Le compost naturel n’est pas à la portée de tous : 7 900 dollars (7 500 euros) à la maison funéraire de Denver, contre 2 400 dollars pour la crémation. Mais les clients sont des écologistes convaincus, qui veulent une fin à l’unisson des valeurs qu’ils prônaient de leur vivant. « Ce sont ceux qui adoptent les panneaux solaires et les tondeuses électriques plutôt qu’à essence, explique Seth Viddal. Les gens qui avaient arraché leur pelouse pour économiser l’eau ne veulent pas se retrouver dans un cimetière arrosé deux fois par jour. » Nombre de jeunes sont aussi séduits par l’idée de la contribution au cycle de la nature. Recompose propose un contrat prédécès : plus de 1 000 clients l’ont souscrit ; un quart d’entre eux sont âgés de moins de 40 ans.
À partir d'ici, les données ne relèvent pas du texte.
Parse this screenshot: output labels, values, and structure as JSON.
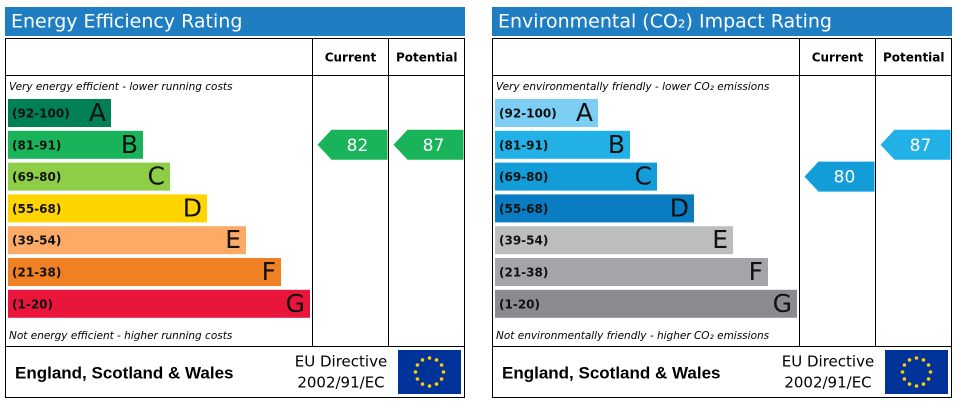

Dans les Etats qui l’ont adopté, la légalisation du compost humain – un « effort réfléchi pour réduire notre empreinte environnementale », s’est félicité le gouverneur démocrate de l’Etat de Washington, Jay Inslee – a été largement consensuelle. Dans cet Etat, deux tiers des républicains ont voté pour : notamment les représentants des comtés agricoles, intéressés par la perspective de régénération des sols. En Californie, les adeptes ont fait valoir que les crématoriums avaient été débordés pendant l’épidémie de Covid-19, au point qu’il avait fallu suspendre la réglementation sur la pollution de l’air, et que d’autres solutions étaient nécessaires.

Seule l’Eglise catholique s’est jusqu’à présent opposée à un procédé qu’elle estime mieux adapté à l’élimination « des épluchures de légumes et coquilles d’œufs » qu’au recueillement qui sied au départ des humains vers l’au-delà. Dans l’organe de droite National Review, l’idéologue conservateur Wesley Smith a dénoncé ces pratiques alternatives. Elles sont selon lui le signe du « profond effondrement des valeurs chrétiennes en Occident et de la montée météorique de la morale néo-païenne de vénération de la nature ».